Daarna volgen nog andere deelnemers die een gedicht over zichzelf
vinden, en zelfs meneer Jacques vindt een gedicht over zichzelf… Allemaal zijn de gedichten ondertekend met de
letter N. Wie zit er achter deze
letter? Is het Noor? Noor met de blokjes op de tanden, waardoor ze
een beetje lispelt?
Dan ligt er op een dag een pijl van zand in het kamphuis: de pijl wijst in de richting van het strand. Op het strand aangekomen hangen er op de strandhutjes dezelfde tekst: kom naar het oude theater. Dat oude theater is met zeer veel oog voor getekend, en zo beschreven dat de lezer het verval ervan zou kunnen ruiken, compleet met een rood gordijn, dat openvouwbaar is. Enkele kaarsen op het podium moeten voor wat licht zorgen. Ook achter dat gordijn heeft Lacombe zich uitgeleefd.

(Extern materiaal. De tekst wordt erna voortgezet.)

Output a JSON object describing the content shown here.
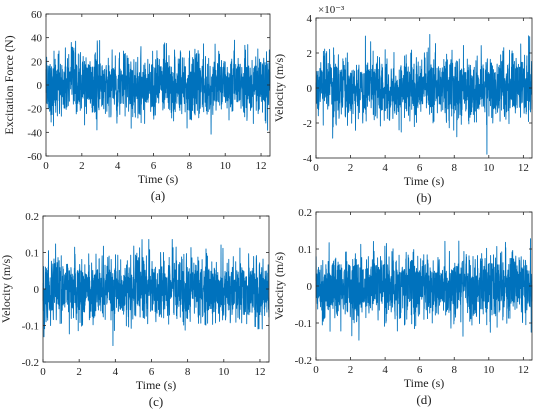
{
  "colors": {
    "signal": "#0072bd",
    "axis": "#262626"
  },
  "chart_data": [
    {
      "type": "line",
      "panel": "a",
      "caption": "(a)",
      "xlabel": "Time (s)",
      "ylabel": "Excitation Force (N)",
      "exponent": "",
      "xlim": [
        0,
        12.5
      ],
      "ylim": [
        -60,
        60
      ],
      "xticks": [
        0,
        2,
        4,
        6,
        8,
        10,
        12
      ],
      "yticks": [
        -60,
        -40,
        -20,
        0,
        20,
        40,
        60
      ],
      "ytick_labels": [
        "-60",
        "-40",
        "-20",
        "0",
        "20",
        "40",
        "60"
      ],
      "envelope": 48
    },
    {
      "type": "line",
      "panel": "b",
      "caption": "(b)",
      "xlabel": "Time (s)",
      "ylabel": "Velocity (m/s)",
      "exponent": "×10⁻³",
      "xlim": [
        0,
        12.5
      ],
      "ylim": [
        -4,
        4
      ],
      "xticks": [
        0,
        2,
        4,
        6,
        8,
        10,
        12
      ],
      "yticks": [
        -4,
        -2,
        0,
        2,
        4
      ],
      "ytick_labels": [
        "-4",
        "-2",
        "0",
        "2",
        "4"
      ],
      "envelope": 3.8
    },
    {
      "type": "line",
      "panel": "c",
      "caption": "(c)",
      "xlabel": "Time (s)",
      "ylabel": "Velocity (m/s)",
      "exponent": "",
      "xlim": [
        0,
        12.5
      ],
      "ylim": [
        -0.2,
        0.2
      ],
      "xticks": [
        0,
        2,
        4,
        6,
        8,
        10,
        12
      ],
      "yticks": [
        -0.2,
        -0.1,
        0,
        0.1,
        0.2
      ],
      "ytick_labels": [
        "-0.2",
        "-0.1",
        "0",
        "0.1",
        "0.2"
      ],
      "envelope": 0.16
    },
    {
      "type": "line",
      "panel": "d",
      "caption": "(d)",
      "xlabel": "Time (s)",
      "ylabel": "Velocity (m/s)",
      "exponent": "",
      "xlim": [
        0,
        12.5
      ],
      "ylim": [
        -0.2,
        0.2
      ],
      "xticks": [
        0,
        2,
        4,
        6,
        8,
        10,
        12
      ],
      "yticks": [
        -0.2,
        -0.1,
        0,
        0.1,
        0.2
      ],
      "ytick_labels": [
        "-0.2",
        "-0.1",
        "0",
        "0.1",
        "0.2"
      ],
      "envelope": 0.16
    }
  ]
}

Op het podium klimt een klein jongetje. Hij zegt dat hij ook een deelnemer van het
zomerkamp is, maar dat hij niemand ooit is opgevallen. Hij wilde wel toenadering zoeken, maar
Nachtegaal, zoals de jongen heet, is daar te verlegen voor geweest. Dus handelde hij in zijn eentje, en zingt
hij, voor de anderen, en voor meneer Jacques.
De kinderen worden er allemaal stil van, en merken dat ze zoiets nog
nooit gehoord hebben. En Nachtegaal is
niet meer dat onzichtbare verlegen jongetje.
“Nachtegaal” is na “Melodie van ijzer en staal” en “Er was
eens” het derde boek van Benjamin Lacombe dat in het Nederlands
verschijnt. Lacombes illustraties doen
in “Nachtegaal” evenzeer als in “Melodie van ijzer en staal” denken aan wat
Rébecca Dautremer doet: grote ogen, met zin voor detail, een beetje
karikaturaal. Als Noor een beetje
lispelt, komt dit omdat ze een beugel met blokjes draagt, en die is ook te zien
op de prenten. Wanneer alle kinderen
langzaamaan een gedicht over zichtzelf hebben ontvangen, zien we alle bewoners
van het zomerkamp aan een spijker aan de muur hangen, met hun naam erbij.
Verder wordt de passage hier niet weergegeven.